Israeli Rabbinate: we can annul conversions
An “explosive” document on conversions by the Chief Rabbinate of Israel has argued that Orthodox conversions carried out in Israel can be annulled at any time.
The 122-page submission was presented to an Israeli High Court hearing brought by a women’s rights group trying to reinstate thousands of conversions that had been annulled in 2008.
Commenting in London on the document, Federation of Synagogues’ Beth Din head Dayan Yisroel Lichtenstein said that it meant that any Beth Din could annul a conversion retroactively. On that basis, the London Beth Din would be “justified” in reviewing every Orthodox conversion carried out in Israel.

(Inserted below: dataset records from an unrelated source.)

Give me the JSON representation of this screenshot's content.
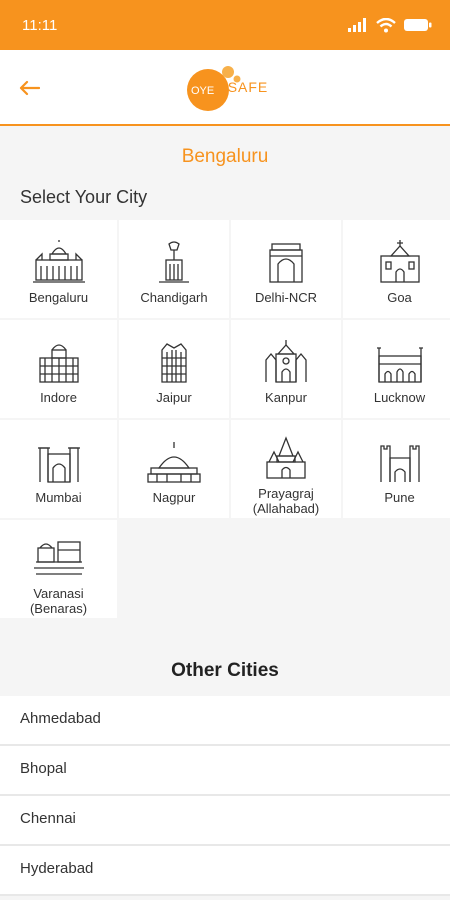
{
  "status_bar": {
    "time": "11:11"
  },
  "header": {
    "logo_left": "OYE",
    "logo_right": "SAFE"
  },
  "selected_city": "Bengaluru",
  "section_title": "Select Your City",
  "cities": [
    {
      "name": "Bengaluru",
      "icon": "vidhana-soudha-icon"
    },
    {
      "name": "Chandigarh",
      "icon": "open-hand-monument-icon"
    },
    {
      "name": "Delhi-NCR",
      "icon": "india-gate-icon"
    },
    {
      "name": "Goa",
      "icon": "church-icon"
    },
    {
      "name": "Indore",
      "icon": "rajwada-palace-icon"
    },
    {
      "name": "Jaipur",
      "icon": "hawa-mahal-icon"
    },
    {
      "name": "Kanpur",
      "icon": "cathedral-icon"
    },
    {
      "name": "Lucknow",
      "icon": "imambara-icon"
    },
    {
      "name": "Mumbai",
      "icon": "gateway-of-india-icon"
    },
    {
      "name": "Nagpur",
      "icon": "deekshabhoomi-stupa-icon"
    },
    {
      "name": "Prayagraj\n(Allahabad)",
      "icon": "temple-icon"
    },
    {
      "name": "Pune",
      "icon": "fort-icon"
    },
    {
      "name": "Varanasi\n(Benaras)",
      "icon": "ghats-icon"
    }
  ],
  "other_cities_title": "Other Cities",
  "other_cities": [
    "Ahmedabad",
    "Bhopal",
    "Chennai",
    "Hyderabad"
  ]
}
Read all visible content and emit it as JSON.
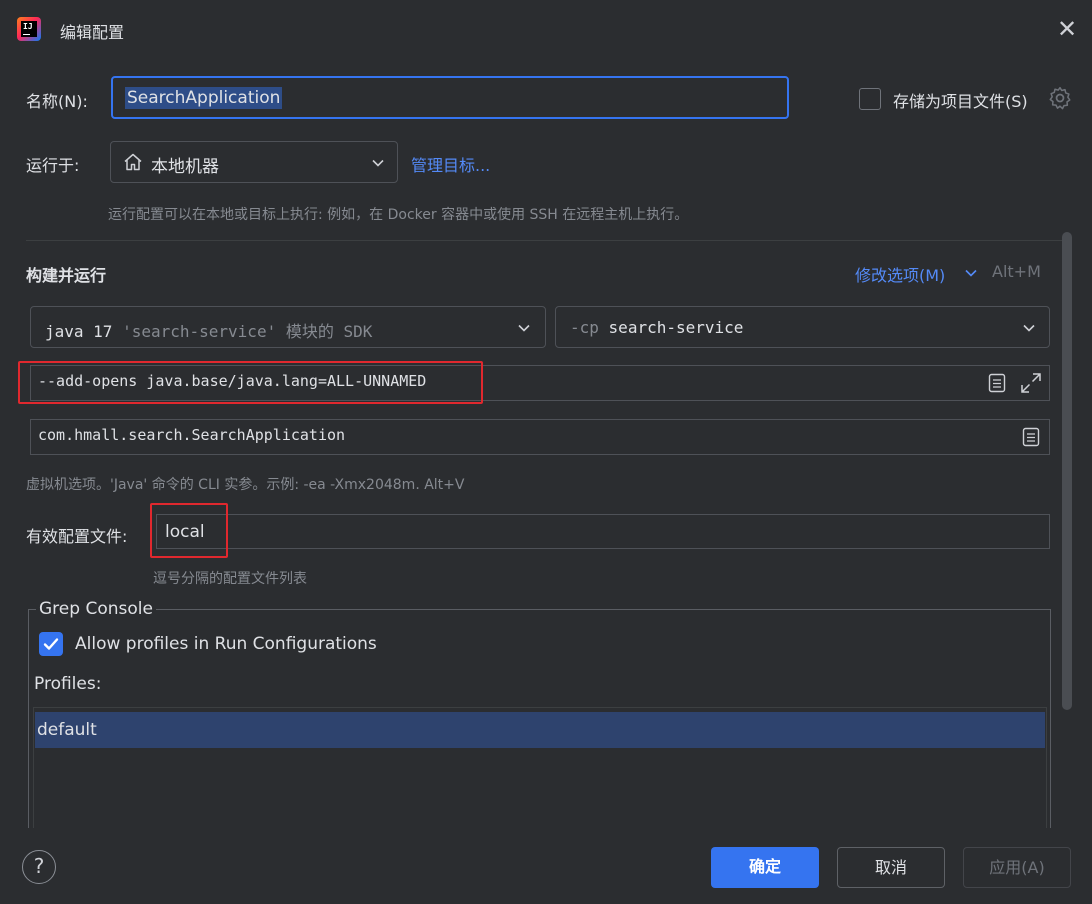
{
  "window": {
    "title": "编辑配置",
    "close_glyph": "✕"
  },
  "name_row": {
    "label": "名称(N):",
    "value": "SearchApplication",
    "store_as_project_file": "存储为项目文件(S)",
    "store_checked": false
  },
  "run_on": {
    "label": "运行于:",
    "value": "本地机器",
    "manage_link": "管理目标...",
    "hint": "运行配置可以在本地或目标上执行: 例如，在 Docker 容器中或使用 SSH 在远程主机上执行。"
  },
  "build_run": {
    "title": "构建并运行",
    "modify_options": "修改选项(M)",
    "modify_shortcut": "Alt+M",
    "sdk": {
      "main": "java 17",
      "detail": "'search-service' 模块的 SDK"
    },
    "classpath": {
      "flag": "-cp",
      "value": "search-service"
    },
    "vm_options": "--add-opens java.base/java.lang=ALL-UNNAMED",
    "main_class": "com.hmall.search.SearchApplication",
    "vm_hint": "虚拟机选项。'Java' 命令的 CLI 实参。示例: -ea -Xmx2048m. Alt+V"
  },
  "profiles_row": {
    "label": "有效配置文件:",
    "value": "local",
    "hint": "逗号分隔的配置文件列表"
  },
  "grep_console": {
    "legend": "Grep Console",
    "allow_label": "Allow profiles in Run Configurations",
    "allow_checked": true,
    "profiles_label": "Profiles:",
    "profiles": [
      "default"
    ]
  },
  "footer": {
    "help": "?",
    "ok": "确定",
    "cancel": "取消",
    "apply": "应用(A)"
  },
  "colors": {
    "accent": "#3574f0",
    "link": "#548af7",
    "highlight_box": "#e0282e",
    "selection": "#2e436e"
  }
}
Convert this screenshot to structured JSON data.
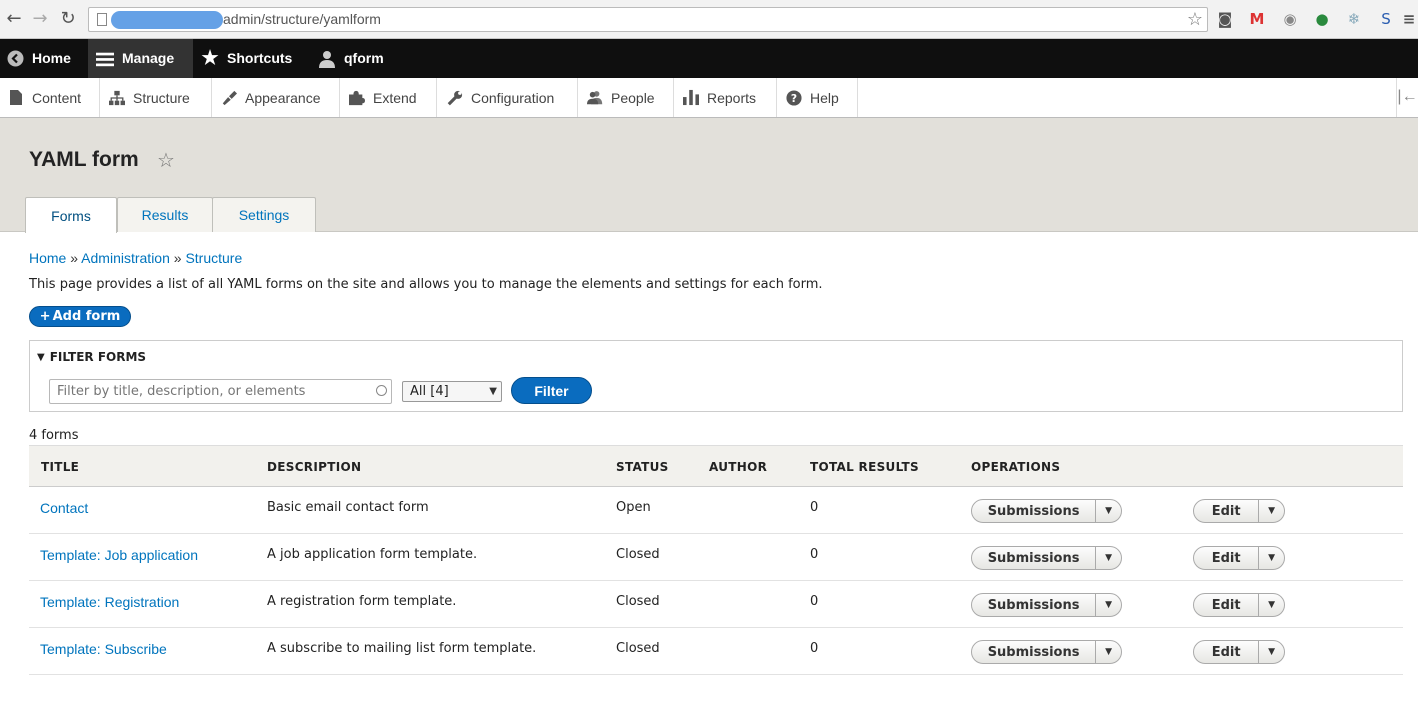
{
  "browser": {
    "url": "admin/structure/yamlform"
  },
  "toolbar": {
    "home": "Home",
    "manage": "Manage",
    "shortcuts": "Shortcuts",
    "user": "qform"
  },
  "tray": {
    "items": [
      "Content",
      "Structure",
      "Appearance",
      "Extend",
      "Configuration",
      "People",
      "Reports",
      "Help"
    ]
  },
  "page": {
    "title": "YAML form",
    "tabs": [
      "Forms",
      "Results",
      "Settings"
    ]
  },
  "breadcrumb": {
    "items": [
      "Home",
      "Administration",
      "Structure"
    ],
    "separator": "»"
  },
  "help_text": "This page provides a list of all YAML forms on the site and allows you to manage the elements and settings for each form.",
  "add_button": "Add form",
  "filter": {
    "legend": "FILTER FORMS",
    "placeholder": "Filter by title, description, or elements",
    "select_value": "All [4]",
    "button": "Filter"
  },
  "count": "4 forms",
  "table": {
    "headers": [
      "TITLE",
      "DESCRIPTION",
      "STATUS",
      "AUTHOR",
      "TOTAL RESULTS",
      "OPERATIONS"
    ],
    "rows": [
      {
        "title": "Contact",
        "description": "Basic email contact form",
        "status": "Open",
        "author": "",
        "total": "0"
      },
      {
        "title": "Template: Job application",
        "description": "A job application form template.",
        "status": "Closed",
        "author": "",
        "total": "0"
      },
      {
        "title": "Template: Registration",
        "description": "A registration form template.",
        "status": "Closed",
        "author": "",
        "total": "0"
      },
      {
        "title": "Template: Subscribe",
        "description": "A subscribe to mailing list form template.",
        "status": "Closed",
        "author": "",
        "total": "0"
      }
    ],
    "ops": {
      "submissions": "Submissions",
      "edit": "Edit"
    }
  },
  "colors": {
    "link": "#0074bd",
    "primary_button": "#0a6cbf",
    "toolbar": "#0f0f0f"
  }
}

The document, he said, could be used to demonstrate the incompatibility of religion and state in Israel and could lead to their separation, “a situation I deplore.
“I have never seen anything like it. It leaves converts in a very uncomfortable situation. Families could face turmoil and the implications are horrific. It also means the authorities in Israel have to get their act together because they cannot allow such a situation to continue. They really have to revamp how conversions are done.”
The Israeli rabbinate discovered from information on divorces that 97.2 per cent of converts between 1996 and 2008 had not kept mitzvot — and as a result, their conversions could be invalidated.
“I would advise someone who didn’t plan to keep the mitzvot not to bother with an Orthodox conversion,” the dayan said. “This demonstrates the incompatibility of the halachic judicial system and the secular system. It leaves one to wonder whether there’s any future in having the religion and the state as one. It is an explosive document. However, it is also very impressive because the halachic arguments are excellent. But it highlights the incompatibility of the systems because the secular system can’t live with retroactive annulment.”
The document is the latest move in a two-year battle over conversion between strictly Orthodox elements, who want tighter controls over who is converted, and more moderate rabbis who believe that conversions are irreversible.
Rabbi Barry Marcus, of the United Synagogue’s Central Synagogue in London, said: “The impact is potentially enormous.
“There is a feeling in some quarters that converts have almost become sacrificial lambs because of the internal struggle as to who dominates the rabbinate in Israel.
“It is sad that the Israeli rabbinate can spend so much time and energy undermining what was done in good faith.”
Rabbi Yehuda Brodie, administrator of the Manchester Beth Din, said: “Whenever anyone undergoes conversion anywhere in the world, they must be careful to ensure that the conversion process they undertake is under a body competent to carry it out.”
Those who had Manchester or London Beth Din conversions “won’t have anything to be concerned about”.
Britons converted by Israeli Orthodox authorities are already expressing concern. Helen Sagal’s story came to light in April 2005, when the JC reported that she and her Israeli husband’s application for their son to attend JFS was turned down because the London Beth Din refused to recognise her Israeli Orthodox conversion.
Mrs Sagal said this week: “It is neither right nor fair that converts have to live with this. The rabbinic authorities are trying to hold an axe over their heads for the rest of their lives.
“There are so many implications. If a mother has a daughter who marries into an Orthodox family and then has her conversion annulled, what happens to everyone else? The consequences could be devastating.”
Mrs Sagal believed the process of conversion was at fault and that there should be a probationary period where rabbis could monitor a convert’s progress.
In the Israeli case, the Centre for Women’s Justice wants the court to reinstate thousands of conversions performed by the state-sponsored Conversion Authority headed by Rabbi Haim Druckman.